- Directed by: Dallas Bower
- Written by: Arthur Wing Pinero (play)
- Produced by: Roger Proudlock
- Starring: Pamela Brown; Hugh Sinclair; Ronald Ward;
- Cinematography: Gerald Gibbs
- Edited by: Sam Simmonds
- Production company: Vandyke Picture Corporation
- Distributed by: Associated British-Pathé (UK)
- Release date: December 1952 (UK);
- Running time: 75 minutes
- Country: England

= The Second Mrs Tanqueray (1952 film) =

1952 film

The Second Mrs Tanqueray is a 1952 British second feature ('B') drama film directed by Dallas Bower and starring Pamela Brown, Hugh Sinclair and Ronald Ward. It was written by Sir Arthur Wing Pinero based on his 1893 play The Second Mrs Tanqueray and marked the film debut of Virginia McKenna.

==Plot==
Well-off widower Aubrey Tanqueray falls in love with Paula, and despite warnings from others about her character and past, they marry. It is an unhappy marriage, with Paula bored and Aubrey worried about his wife's reputation. When Aubrey's daughter's fiancé turns out to be one of Paula's ex-lovers, Paula commits suicide.

==Cast==
- Pamela Brown as Paula Tanqueray
- Hugh Sinclair as Aubrey Tanqueray
- Ronald Ward as Cayley Drummie
- Virginia McKenna as Ellean Tanqueray
- Andrew Osborn as Captain Ardale
- Mary Hinton as Mrs Cortelyon
- Peter Haddon as Sir George Orreyed
- Peter Bull as Misquith
- Bruce Seton as Gordon Jayne

==Critical reception==
The Monthly Film Bulletin wrote: "Apart from a few cuts, which perhaps would not be practicable if the cameras had never ceased to turn, there is nothing to differentiate his film from a drama mounted adequately but without great flair for television. The limitations of the genre are immediately apparent: flat and unflattering lighting, utility sets (there are only two), a rushed tempo, no visual expressiveness whatever, and unmistakably harassed playing. At first – and particularly before the entrance of Pamela Brown – one fears the worst. And indeed, without Miss Brown's admittedly ragged but none the less vibrant performance, and without the excellent writing and structure of Pinero's play, the film would have been a dismal affair. But these two advantages lift it to the level of tolerable entertainment: interest in fact is germinated as the clever tangle of the plot unravels itself, and one is left with the reflection that, in all except the higher reaches of the art,a thoroughly welldevised and well-written script, interpreted by actors of skill and vigour, will make better entertainment in the cinema than skilful technique and expensive decoration lavished on subjects devoid of originality or interest."
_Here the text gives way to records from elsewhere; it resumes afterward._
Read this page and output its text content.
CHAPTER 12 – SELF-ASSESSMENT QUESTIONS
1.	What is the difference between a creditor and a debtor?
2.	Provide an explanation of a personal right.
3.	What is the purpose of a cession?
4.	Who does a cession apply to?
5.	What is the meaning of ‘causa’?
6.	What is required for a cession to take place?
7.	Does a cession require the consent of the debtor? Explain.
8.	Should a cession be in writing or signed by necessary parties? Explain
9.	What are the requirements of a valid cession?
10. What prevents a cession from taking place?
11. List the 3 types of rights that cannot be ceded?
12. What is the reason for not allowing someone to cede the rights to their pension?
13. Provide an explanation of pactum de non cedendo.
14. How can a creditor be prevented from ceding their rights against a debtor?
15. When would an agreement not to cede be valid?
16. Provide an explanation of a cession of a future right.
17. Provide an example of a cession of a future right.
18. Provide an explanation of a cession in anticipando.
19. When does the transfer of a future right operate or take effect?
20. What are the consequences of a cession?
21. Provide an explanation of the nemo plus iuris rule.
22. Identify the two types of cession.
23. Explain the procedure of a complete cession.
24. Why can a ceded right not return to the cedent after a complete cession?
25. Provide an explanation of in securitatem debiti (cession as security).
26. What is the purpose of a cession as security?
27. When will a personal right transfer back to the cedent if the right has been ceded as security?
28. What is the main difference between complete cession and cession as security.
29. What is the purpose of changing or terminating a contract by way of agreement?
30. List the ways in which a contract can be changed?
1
Kine Weekly wrote: "Gaslight society melodrama, literally translated from Arthur W. Pinero's famous Edwardian stage hit. ... it talks itself to a standstill long before it consents to lie down. Outmoded and stilted, Museum piece."

TV Guide rated the film two out of four stars, and wrote "While overly melodramatic (making Douglas Sirk look like a documentarian), this one does have its moments".

In British Sound Films: The Studio Years 1928–1959 David Quinlan rated the film as "mediocre", writing: "Well-written but now completely outdated piece."